Wajib Pajak yang dikecualikan dan tidak dapat mengikuti program Pengampunan Pajak ini adalah:
  1. Wajib Pajak yang sedang dilakukan penyidikan dan berkas penyidikannya telah dinyatakan lengkap oleh Kejaksaan (status P-21),
  2. Wajib Pajak yang sedang dalam proses peradilan, atau
  3. Wajib Pajak yang sedang menjalani hukuman pidana, atas Tindak Pidana di Bidang Perpajakan.
Apa Persyaratan Untuk Mengikuti Pengampunan Pajak?

Persyaratan Wajib Pajak yang dapat mengikuti program Pengampunan Pajak ini adalah:
  1. memiliki Nomor Pokok Wajib Pajak;
  2. membayar Uang Tebusan;
  3. melunasi seluruh Tunggakan Pajak;
  4. melunasi pajak yang tidak atau kurang dibayar atau melunasi pajak yang seharusnya tidak dikembalikan bagi Wajib Pajak yang sedang dilakukan pemeriksaan bukti permulaan dan/atau penyidikan;
  5. menyampaikan SPT PPh Terakhir bagi Wajib Pajak yang telah memiliki kewajiban menyampaikan Surat Pemberitahuan Tahunan Pajak Penghasilan; dan
  6. mencabut permohonan: o pengembalian kelebihan pembayaran pajak; o pengurangan atau penghapusan sanksi administrasi dalam Surat Ketetapan Pajak dan/atau Surat Tagihan Pajak yang di dalamnya terdapat pokok pajak yang terutang; o pengurangan atau pembatalan ketetapan pajak yang tidak benar; o keberatan; o pembetulan atas surat ketetapan pajak dan surat keputusan; o banding; o gugatan; dan/atau o peninjauan kembali, dalam hal Wajib Pajak sedang mengajukan permohonan dan belum diterbitkan surat keputusan atau putusan.
Kapan dan Berapa Lama Masa Berlakunya Pengampunan Pajak?

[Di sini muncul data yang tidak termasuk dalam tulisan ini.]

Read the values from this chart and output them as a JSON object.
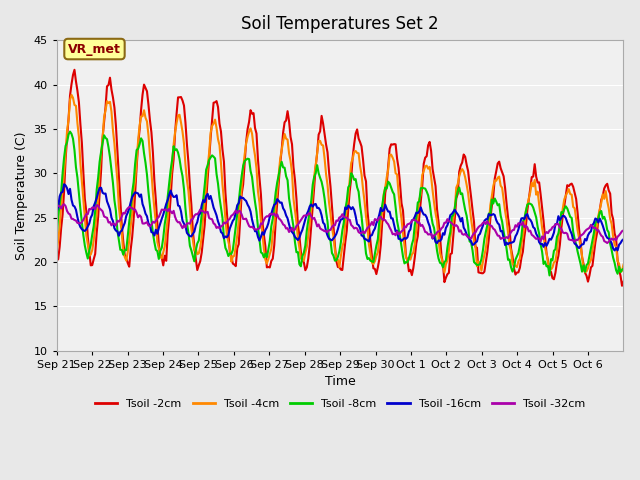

Pengampunan Pajak mulai berlaku sejak diundangkan sampai dengan 31 Maret 2017, dan pelaksanaannya terbagi ke dalam 3 (tiga) periode, yaitu:
  1. Periode I: mulai tanggal diundangkan s.d 30 September 2016
  2. Periode II: mulai tanggal 1 Oktober 2016 s.d 31 Desember 2016
  3. Periode III: mulai tanggal 1 Januari 2017 s.d 31 Maret 2017
Apa Objek Pengampunan Pajak?

Pengampunan Pajak diberikan kepada Wajib Pajak melalui pengungkapan Harta yang dimilikinya melalui Surat Pernyataan. Harta yang diungkapkan oleh Wajib Pajak dalam mengikuti Pengampunan Pajak ini adalah akumulasi tambahan kemampuan ekonomis berupa seluruh kekayaan, baik berwujud maupun tidak berwujud, baik bergerak maupun tidak bergerak, baik yang digunakan untuk usaha maupun bukan untuk usaha, yang berada di dalam wilayah Negara Kesatuan Republik Indonesia dan/atau di luar wilayah Negara Kesatuan Republik Indonesia, yang selama ini belum dilaporkan dalam SPT Tahunan PPh.

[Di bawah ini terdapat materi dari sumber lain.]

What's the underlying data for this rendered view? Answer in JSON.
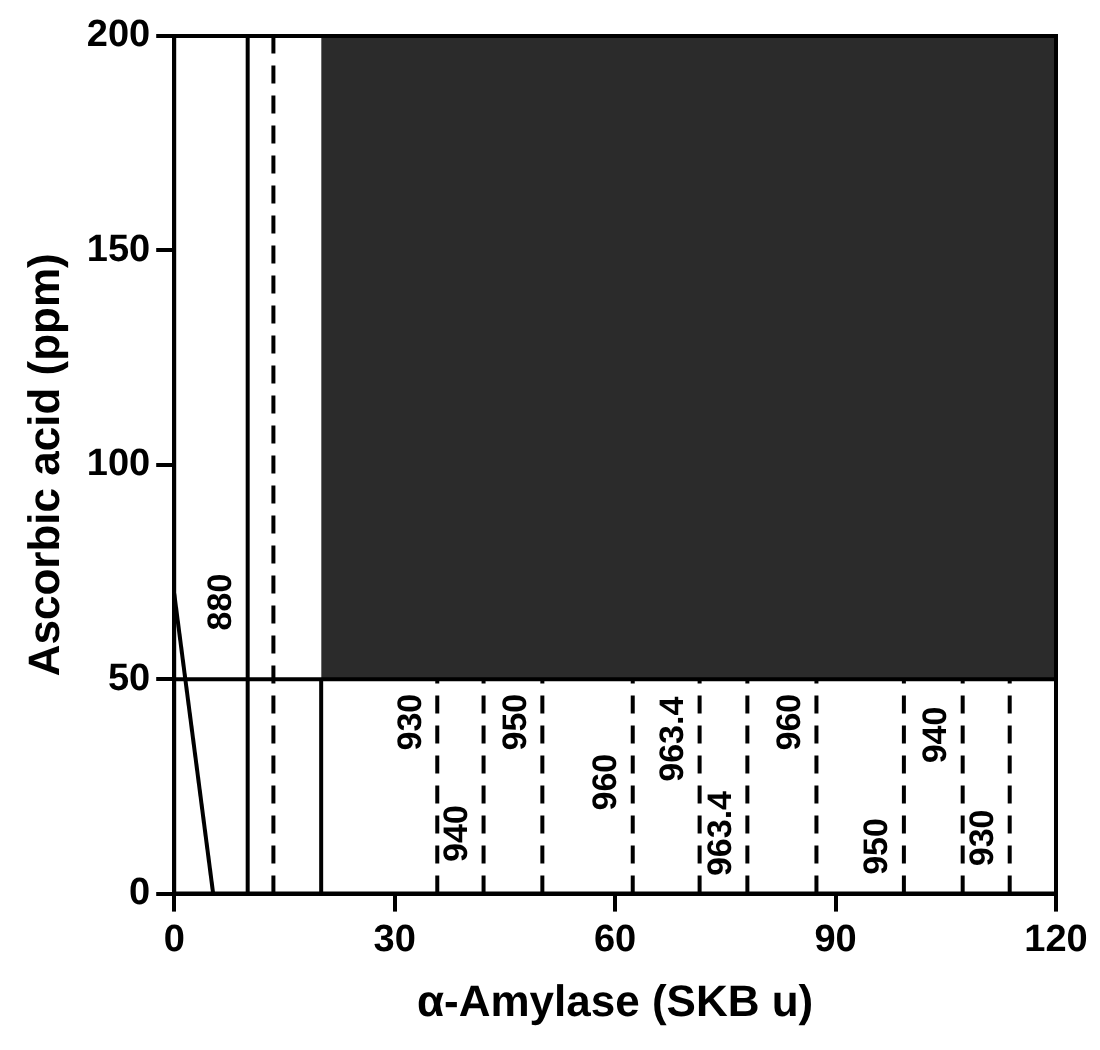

Kemana Saya Harus Mengajukan Pengampunan Pajak?

Wajib Pajak yang akan memperoleh Pengampunan Pajak harus harus mengajukan Surat Pernyataan Ke Kantor Pelayanan Pajak tempat Wajib Pajak terdaftar atau tempat lain yang ditentukan oleh Menteri Keuangan dengan membawa Surat Pernyataan ke Kantor Pelayanan Pajak (KPP) tempat Wajib Pajak terdaftar atau tempat lain yang ditentukan oleh Menteri Keuangan.

Bagaimana Cara Pengajuan Pengampunan Pajak?

1. Wajib Pajak datang ke KPP

Wajib Pajak mendatangi KPP tempat Wajib Pajak terdaftar atau tempat lain yang ditentukan oleh Menteri Keuangan untuk meminta penjelasan mengenai pengisian dan pemenuhan kelengkapan dokumen yang harus dilampirkan dalam Surat Pernyataan.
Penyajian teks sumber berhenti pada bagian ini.